Condamnation des Journalistes : « Ils ne devraient pas être condamnés sur la base du code pénal » (Yacine)

Tout comme les associations de presse qui rejettent en bloc la condamnation des journalistes chroniqueurs de l’émission « Africa 2015 » de la radio Nostalgie, le Président de la Haute Autorité de la Communication, sans vouloir commenter une décision de justice, regrette tout de même l’application du code pénal au lieu de la loi sur la liberté de presse.

« Je voudrais simplement rappeler que lorsqu’il y a diffamation par voie de presse, c’est la loi sur la liberté de la presse qui s’applique et je pense que nul ne devrait aller au-delà de cette loi. », a laissé entendre Aboubacar Yacine Diallo s’exprimant sur les ondes d’une radio locale.

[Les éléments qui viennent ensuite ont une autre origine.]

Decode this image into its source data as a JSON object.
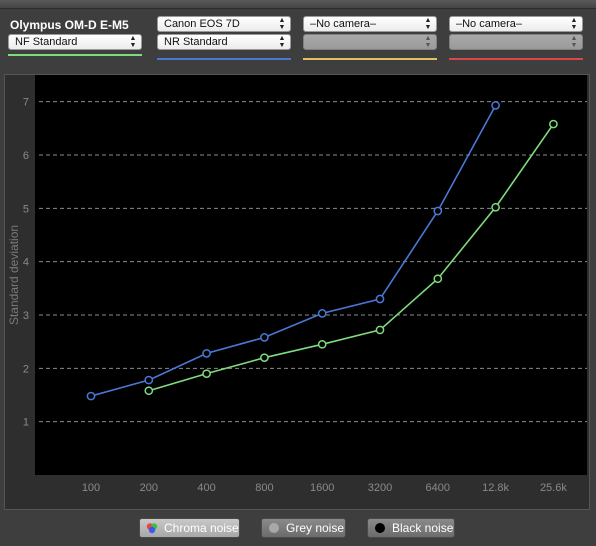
{
  "cameras": [
    {
      "title": "Olympus OM-D E-M5",
      "model": "",
      "nr": "NF Standard",
      "color": "#7ddc7d",
      "nr_disabled": false
    },
    {
      "title": "",
      "model": "Canon EOS 7D",
      "nr": "NR Standard",
      "color": "#4a78d6",
      "nr_disabled": false
    },
    {
      "title": "",
      "model": "–No camera–",
      "nr": "",
      "color": "#e0c060",
      "nr_disabled": true
    },
    {
      "title": "",
      "model": "–No camera–",
      "nr": "",
      "color": "#d84848",
      "nr_disabled": true
    }
  ],
  "chart_data": {
    "type": "line",
    "ylabel": "Standard deviation",
    "xlabel": "",
    "categories": [
      "100",
      "200",
      "400",
      "800",
      "1600",
      "3200",
      "6400",
      "12.8k",
      "25.6k"
    ],
    "ylim": [
      0,
      7.5
    ],
    "yticks": [
      1,
      2,
      3,
      4,
      5,
      6,
      7
    ],
    "grid": true,
    "series": [
      {
        "color": "#4a78d6",
        "values": [
          1.48,
          1.78,
          2.28,
          2.58,
          3.03,
          3.3,
          4.95,
          6.93,
          null
        ]
      },
      {
        "color": "#7ddc7d",
        "values": [
          null,
          1.58,
          1.9,
          2.2,
          2.45,
          2.72,
          3.68,
          5.02,
          6.58
        ]
      }
    ]
  },
  "legend": {
    "chroma": "Chroma noise",
    "grey": "Grey noise",
    "black": "Black noise"
  }
}
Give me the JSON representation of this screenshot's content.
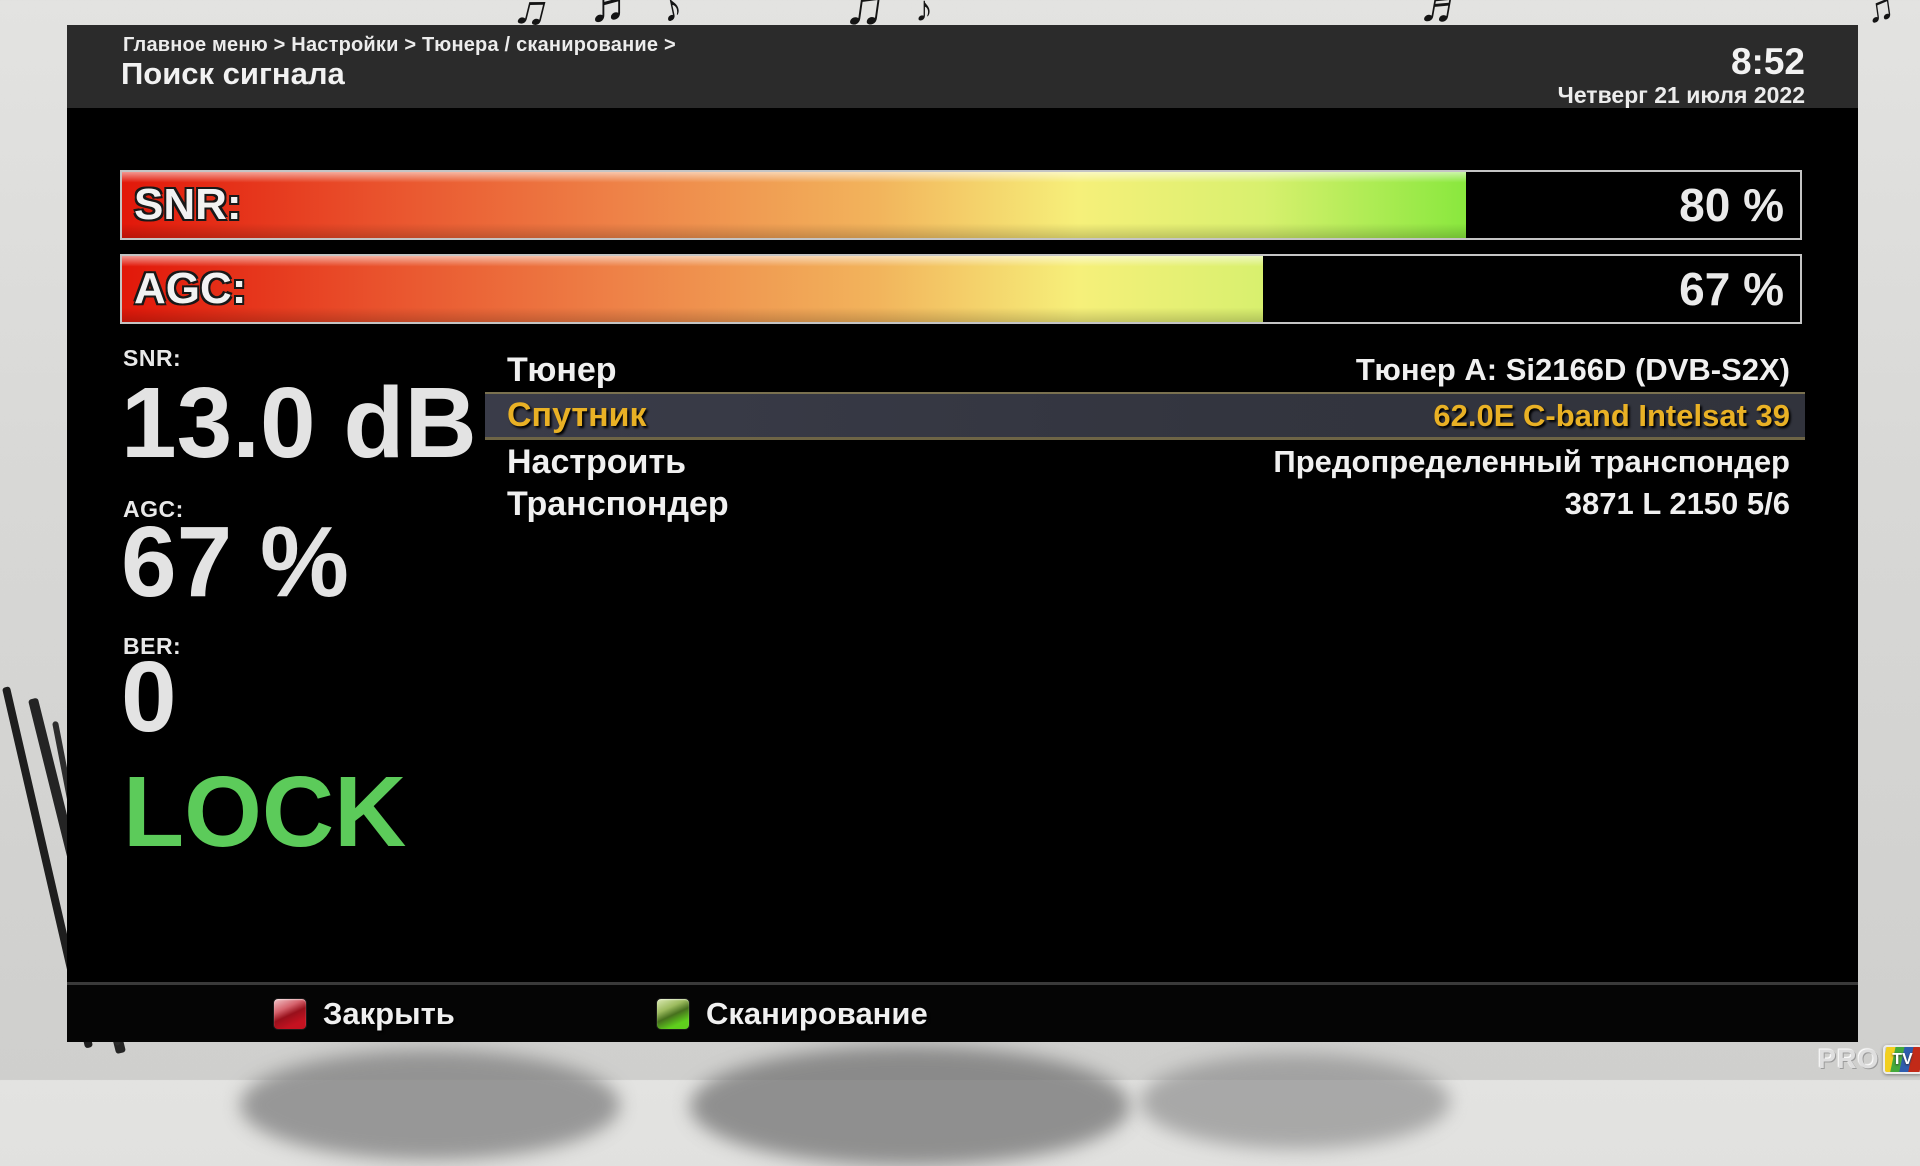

Et mieux, ajoute, le Président de la HAC, « Je voudrais dire que le législateur a saisi des dispositions en matière de jugement de délit ou de crime par voie de presse. Lorsque c’est une diffamation faite sur une radio, la loi sur la presse est l’une sur laquelle on devrait juger. Sauf s’il y a des cas exceptionnels. Si ce n’est pas le cas et que c’est une diffamation sur la base d’une plainte, le juge a été saisi et il a condamné, mais à mon avis, il ne devrait pas condamner sur la base du code pénal mais, sur la loi sur la liberté de presse. »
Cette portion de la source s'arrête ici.